26 Şubat 2025 Çarşamba

'Tüm kadınlar devrim düşmanlarına karşı silahlanmalı, direnişi yükseltmeli'

Rojava kadın devrimine dönük işgal saldırılarına karşı YPJ, QSD savaşçılarıyla birlikte direnişte yer alan Şehit Serkan Taburu'ndan kadın savaşçılar ETHA'ya konuştu. Tişrîn'de halkın direnişinin kendilerine, savaşçıların direnişinin de halka güç verdiğini vurgulayan komünist kadın savaşçılar, "Bu devrimin bir halklar devrimi olduğu böylece bir kez daha kanıtlanıyor" dedi. Tüm emekçi kadınların 8 Mart'ını kutlayan komünist kadın savaşçılar, "Bu devrim, kadınların ve tüm ezilenlerin umut ışığıdır. Tüm kadınlar devrim düşmanlarına karşı silahlanmalı, direnişi yükseltmeli" çağrısında bulundu.

Emperyalistler ve Türk devletinin de içinde bulunduğu bölge gerici devletlerinin desteğiyle, Suriye'de Beşar Esad ülkeyi terk ederek, yönetimi Golani'nin başında bulunduğu Heyet Tahrir Şam (HTŞ) çetesine devretti.

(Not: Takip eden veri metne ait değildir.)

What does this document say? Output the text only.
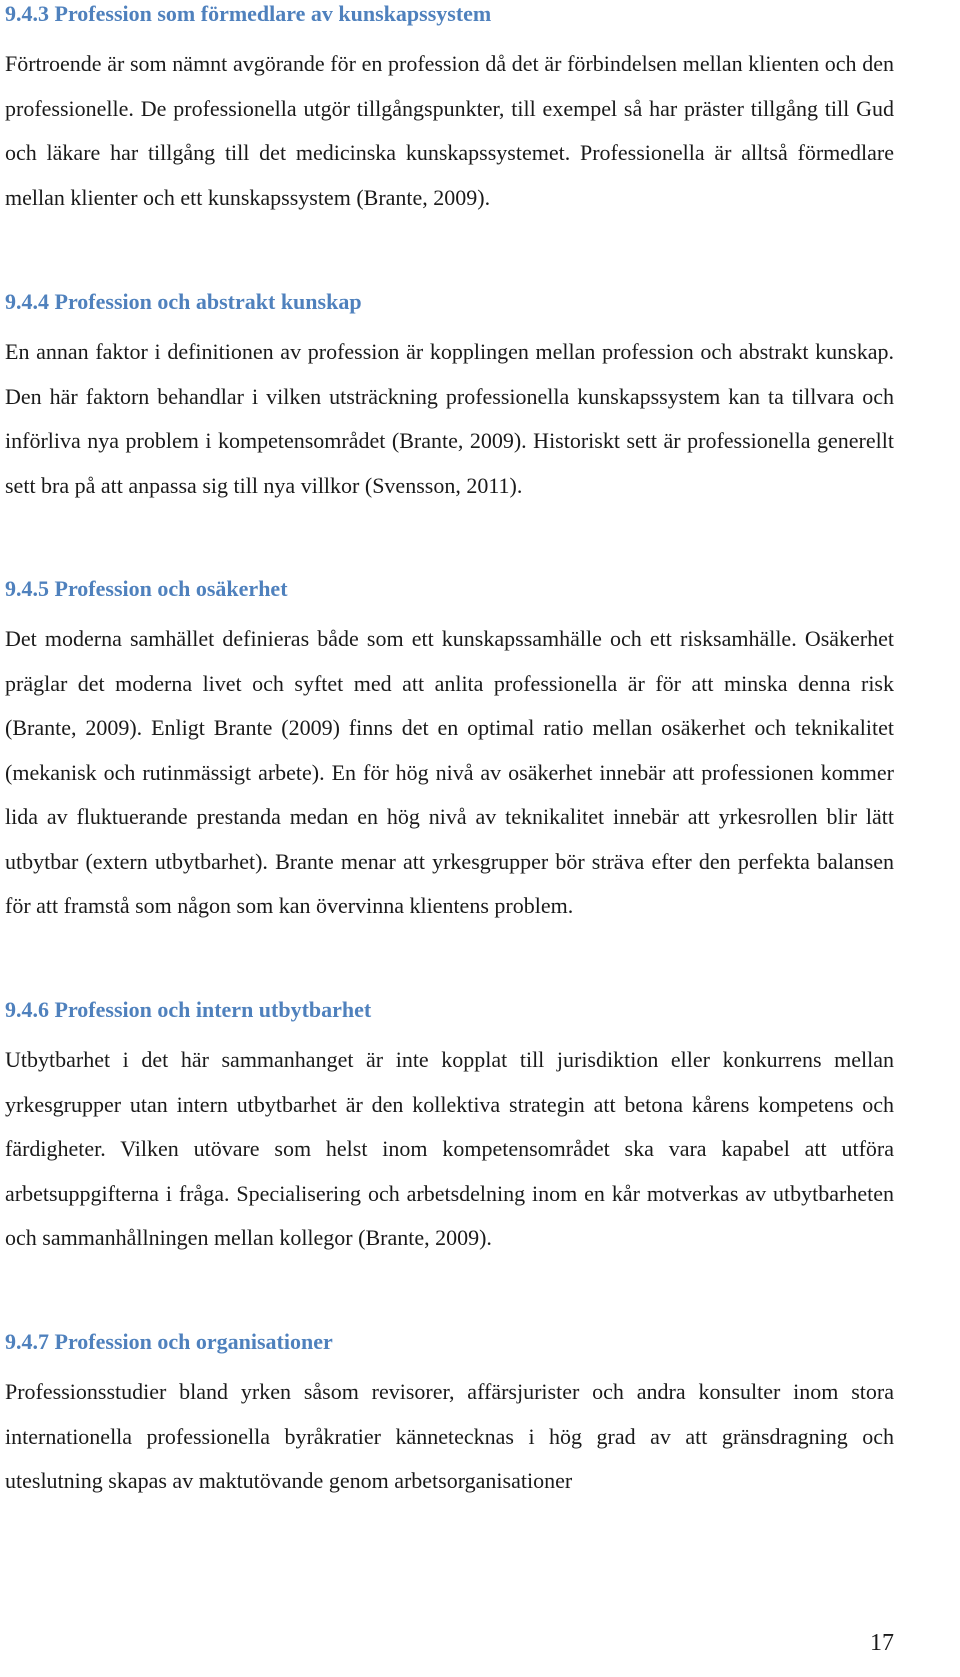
9.4.3 Profession som förmedlare av kunskapssystem

Förtroende är som nämnt avgörande för en profession då det är förbindelsen mellan klienten och den professionelle. De professionella utgör tillgångspunkter, till exempel så har präster tillgång till Gud och läkare har tillgång till det medicinska kunskapssystemet. Professionella är alltså förmedlare mellan klienter och ett kunskapssystem (Brante, 2009).

9.4.4 Profession och abstrakt kunskap

En annan faktor i definitionen av profession är kopplingen mellan profession och abstrakt kunskap. Den här faktorn behandlar i vilken utsträckning professionella kunskapssystem kan ta tillvara och införliva nya problem i kompetensområdet (Brante, 2009). Historiskt sett är professionella generellt sett bra på att anpassa sig till nya villkor (Svensson, 2011).

9.4.5 Profession och osäkerhet

Det moderna samhället definieras både som ett kunskapssamhälle och ett risksamhälle. Osäkerhet präglar det moderna livet och syftet med att anlita professionella är för att minska denna risk (Brante, 2009). Enligt Brante (2009) finns det en optimal ratio mellan osäkerhet och teknikalitet (mekanisk och rutinmässigt arbete). En för hög nivå av osäkerhet innebär att professionen kommer lida av fluktuerande prestanda medan en hög nivå av teknikalitet innebär att yrkesrollen blir lätt utbytbar (extern utbytbarhet). Brante menar att yrkesgrupper bör sträva efter den perfekta balansen för att framstå som någon som kan övervinna klientens problem.

9.4.6 Profession och intern utbytbarhet

Utbytbarhet i det här sammanhanget är inte kopplat till jurisdiktion eller konkurrens mellan yrkesgrupper utan intern utbytbarhet är den kollektiva strategin att betona kårens kompetens och färdigheter. Vilken utövare som helst inom kompetensområdet ska vara kapabel att utföra arbetsuppgifterna i fråga. Specialisering och arbetsdelning inom en kår motverkas av utbytbarheten och sammanhållningen mellan kollegor (Brante, 2009).

9.4.7 Profession och organisationer

Professionsstudier bland yrken såsom revisorer, affärsjurister och andra konsulter inom stora internationella professionella byråkratier kännetecknas i hög grad av att gränsdragning och uteslutning skapas av maktutövande genom arbetsorganisationer

17
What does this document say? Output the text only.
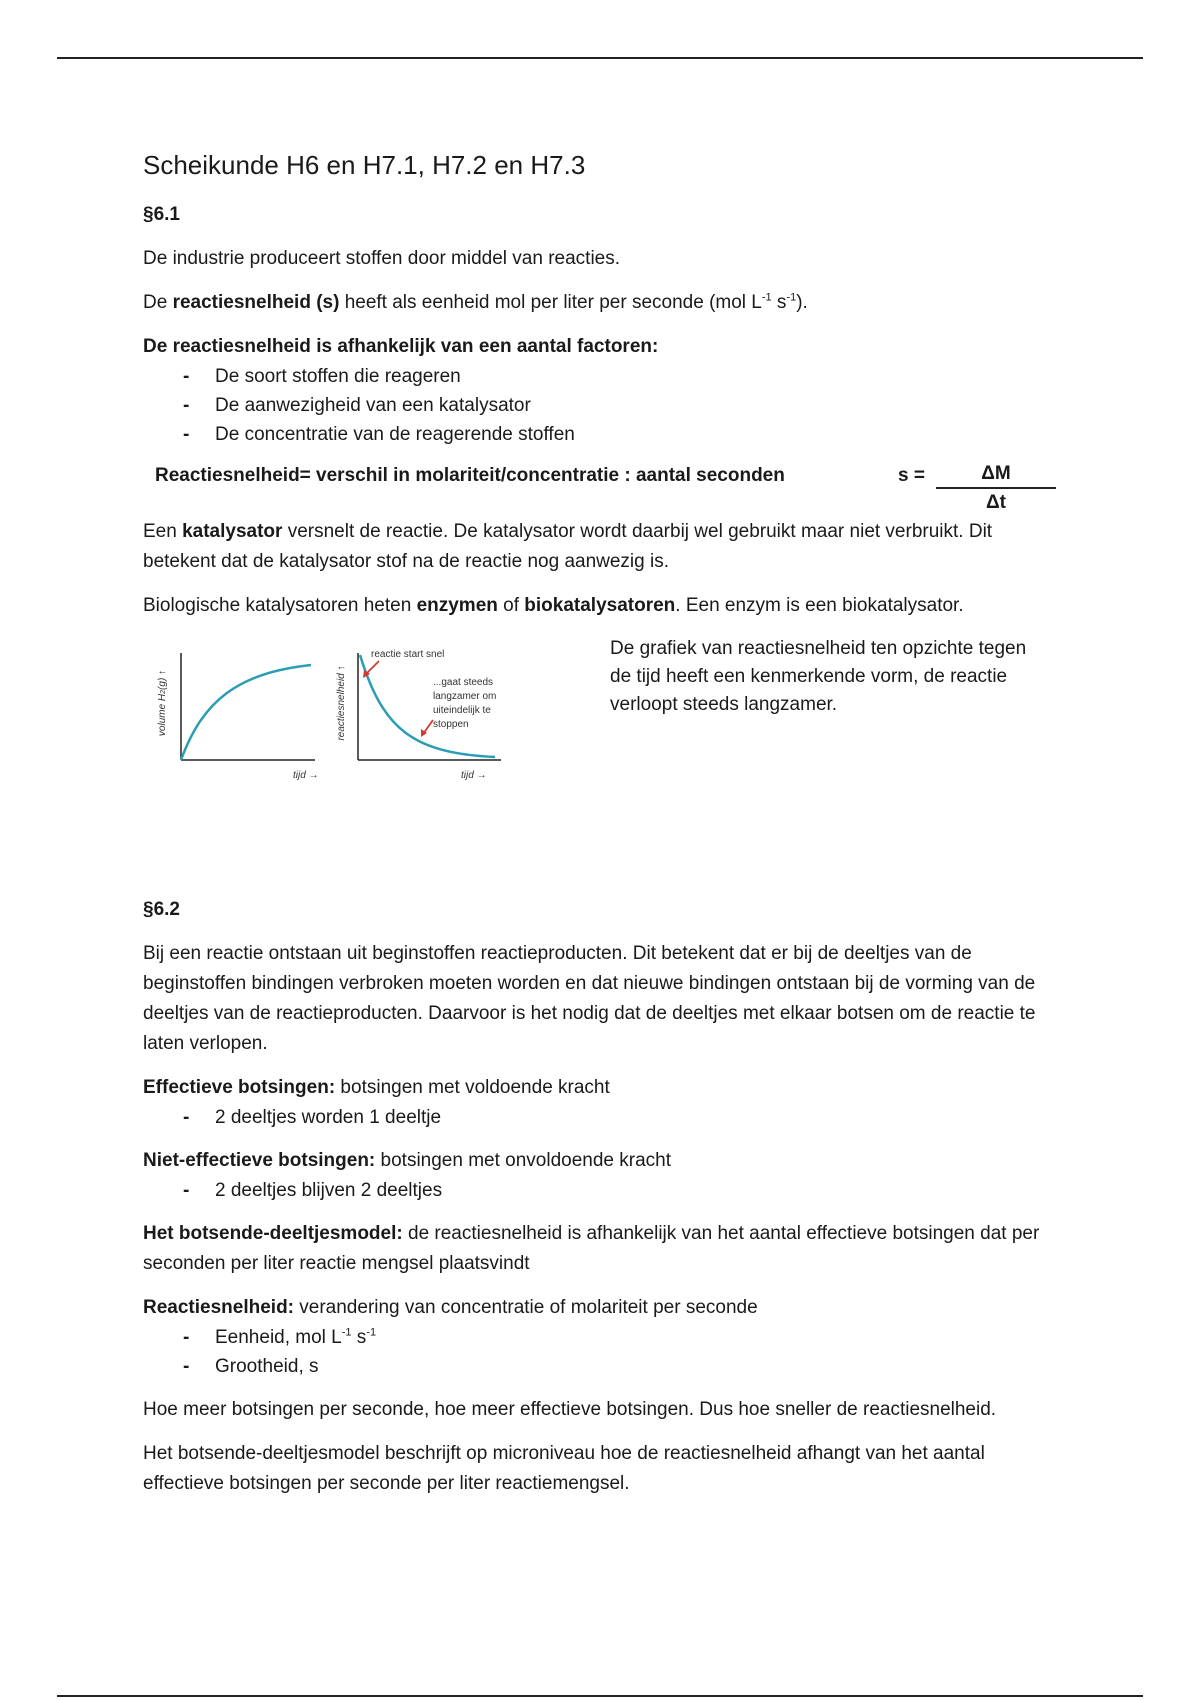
Scheikunde H6 en H7.1, H7.2 en H7.3
§6.1

De industrie produceert stoffen door middel van reacties.

De reactiesnelheid (s) heeft als eenheid mol per liter per seconde (mol $L^{-1}$ $s^{-1}$).

De reactiesnelheid is afhankelijk van een aantal factoren:

- De soort stoffen die reageren
- De aanwezigheid van een katalysator
- De concentratie van de reagerende stoffen
Reactiesnelheid= verschil in molariteit/concentratie : aantal seconden	$s = \frac{\Delta M}{\Delta t}$

Een katalysator versnelt de reactie. De katalysator wordt daarbij wel gebruikt maar niet verbruikt. Dit betekent dat de katalysator stof na de reactie nog aanwezig is.

Biologische katalysatoren heten enzymen of biokatalysatoren. Een enzym is een biokatalysator.

volume H2(g) ↑
tijd →
reactiesnelheid ↑
tijd →
reactie start snel
...gaat steeds
langzamer om
uiteindelijk te
stoppen
De grafiek van reactiesnelheid ten opzichte tegen de tijd heeft een kenmerkende vorm, de reactie verloopt steeds langzamer.
§6.2

Bij een reactie ontstaan uit beginstoffen reactieproducten. Dit betekent dat er bij de deeltjes van de beginstoffen bindingen verbroken moeten worden en dat nieuwe bindingen ontstaan bij de vorming van de deeltjes van de reactieproducten. Daarvoor is het nodig dat de deeltjes met elkaar botsen om de reactie te laten verlopen.

Effectieve botsingen: botsingen met voldoende kracht

- 2 deeltjes worden 1 deeltje

Niet-effectieve botsingen: botsingen met onvoldoende kracht

- 2 deeltjes blijven 2 deeltjes

Het botsende-deeltjesmodel: de reactiesnelheid is afhankelijk van het aantal effectieve botsingen dat per seconden per liter reactie mengsel plaatsvindt

Reactiesnelheid: verandering van concentratie of molariteit per seconde

- Eenheid, mol $L^{-1}$ $s^{-1}$
- Grootheid, s

Hoe meer botsingen per seconde, hoe meer effectieve botsingen. Dus hoe sneller de reactiesnelheid.

Het botsende-deeltjesmodel beschrijft op microniveau hoe de reactiesnelheid afhangt van het aantal effectieve botsingen per seconde per liter reactiemengsel.
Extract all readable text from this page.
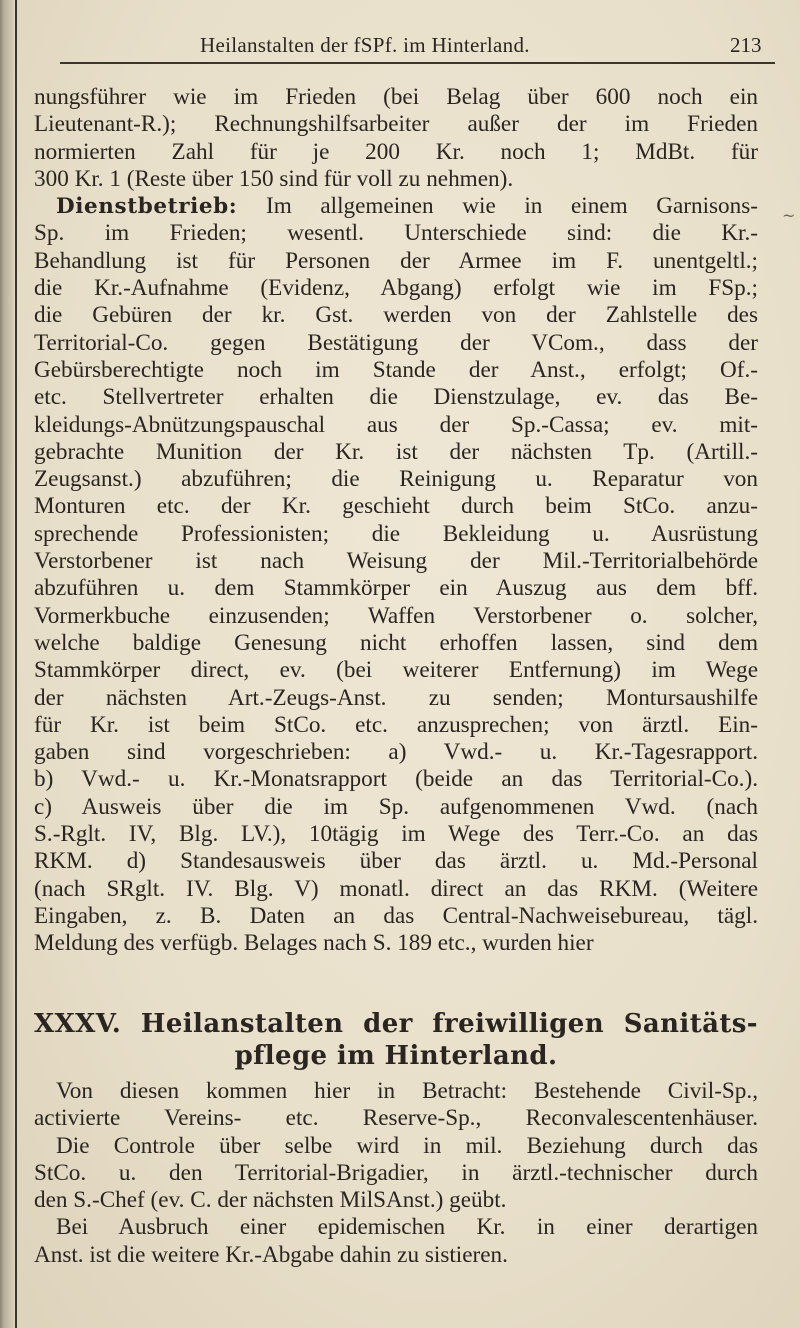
Heilanstalten der fSPf. im Hinterland.	213
~
nungsführer wie im Frieden (bei Belag über 600 noch ein
Lieutenant-R.); Rechnungshilfsarbeiter außer der im Frieden
normierten Zahl für je 200 Kr. noch 1; MdBt. für
300 Kr. 1 (Reste über 150 sind für voll zu nehmen).
Dienstbetrieb: Im allgemeinen wie in einem Garnisons-
Sp. im Frieden; wesentl. Unterschiede sind: die Kr.-
Behandlung ist für Personen der Armee im F. unentgeltl.;
die Kr.-Aufnahme (Evidenz, Abgang) erfolgt wie im FSp.;
die Gebüren der kr. Gst. werden von der Zahlstelle des
Territorial-Co. gegen Bestätigung der VCom., dass der
Gebürsberechtigte noch im Stande der Anst., erfolgt; Of.-
etc. Stellvertreter erhalten die Dienstzulage, ev. das Be-
kleidungs-Abnützungspauschal aus der Sp.-Cassa; ev. mit-
gebrachte Munition der Kr. ist der nächsten Tp. (Artill.-
Zeugsanst.) abzuführen; die Reinigung u. Reparatur von
Monturen etc. der Kr. geschieht durch beim StCo. anzu-
sprechende Professionisten; die Bekleidung u. Ausrüstung
Verstorbener ist nach Weisung der Mil.-Territorialbehörde
abzuführen u. dem Stammkörper ein Auszug aus dem bff.
Vormerkbuche einzusenden; Waffen Verstorbener o. solcher,
welche baldige Genesung nicht erhoffen lassen, sind dem
Stammkörper direct, ev. (bei weiterer Entfernung) im Wege
der nächsten Art.-Zeugs-Anst. zu senden; Montursaushilfe
für Kr. ist beim StCo. etc. anzusprechen; von ärztl. Ein-
gaben sind vorgeschrieben: a) Vwd.- u. Kr.-Tagesrapport.
b) Vwd.- u. Kr.-Monatsrapport (beide an das Territorial-Co.).
c) Ausweis über die im Sp. aufgenommenen Vwd. (nach
S.-Rglt. IV, Blg. LV.), 10tägig im Wege des Terr.-Co. an das
RKM. d) Standesausweis über das ärztl. u. Md.-Personal
(nach SRglt. IV. Blg. V) monatl. direct an das RKM. (Weitere
Eingaben, z. B. Daten an das Central-Nachweisebureau, tägl.
Meldung des verfügb. Belages nach S. 189 etc., wurden hier
XXXV. Heilanstalten der freiwilligen Sanitäts-
pflege im Hinterland.
Von diesen kommen hier in Betracht: Bestehende Civil-Sp.,
activierte Vereins- etc. Reserve-Sp., Reconvalescentenhäuser.
Die Controle über selbe wird in mil. Beziehung durch das
StCo. u. den Territorial-Brigadier, in ärztl.-technischer durch
den S.-Chef (ev. C. der nächsten MilSAnst.) geübt.
Bei Ausbruch einer epidemischen Kr. in einer derartigen
Anst. ist die weitere Kr.-Abgabe dahin zu sistieren.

Kurulduğu günden bu yana kadın devrimi olarak da tanımlanan Rojava Devrimine dönük saldırılar, HTŞ çetesinin başa gelmesinin ardından arttı. Sömürgeci Türk devleti ve beslediği Suriye Milli Ordusu (SMO) çetesinin saldırılarına karşı YPJ, QSD savaşçıları direniyor. Bu direnişin içinde Rojavalı komünistler de kurdukları taburlarla yer alıyor.

8 Mart öncesinde Şehit Serkan Taburu'nda yer alarak Tişrîn, Qereqozak ve Deyr Hefir hattında savaşan komünist kadınlarla, işgalci saldırılara karşı direnişi konuştuk. Çetelerin saldırılarına karşı mevzilerin en önünde yer alan komünist kadın savaşçılar, tüm kadınların 8 Mart'ını kutladı. Komünist kadın savaşçılar, "Rojava kadın devrimi; tüm kadınlar için özgürlüğün ve insanlığın anlamıdır. Bu devrim, kadınların ve tüm ezilenlerin umut ışığıdır. Bizler ateş taşıyıcıları olarak devrim ateşini gürleştirme çabasındayız" diyerek, kadınlara devrim düşmanlarına karşı silahlanma, direnişi yükseltme çağrısında bulundu.

ROJAVA KADIN DEVRİMİNİ AYAKTA TUTMAK İÇİN DİRENİYORUZ

Şehit Serkan Taburu kadın savaşçıları olarak süreci ve saldırıları değerlendirir misiniz?
Awaz: Sözlerime bu direniş günlerinde devrim topraklarını ve kadın kazanımlarını korumak için ölümsüzleşen savaşçıları ve Tişrîn direnişinde şehit düşenleri anarak başlamak istiyorum. Halkımıza söz veriyoruz; kanları yerde kalmayacak, intikamlarını alacağız.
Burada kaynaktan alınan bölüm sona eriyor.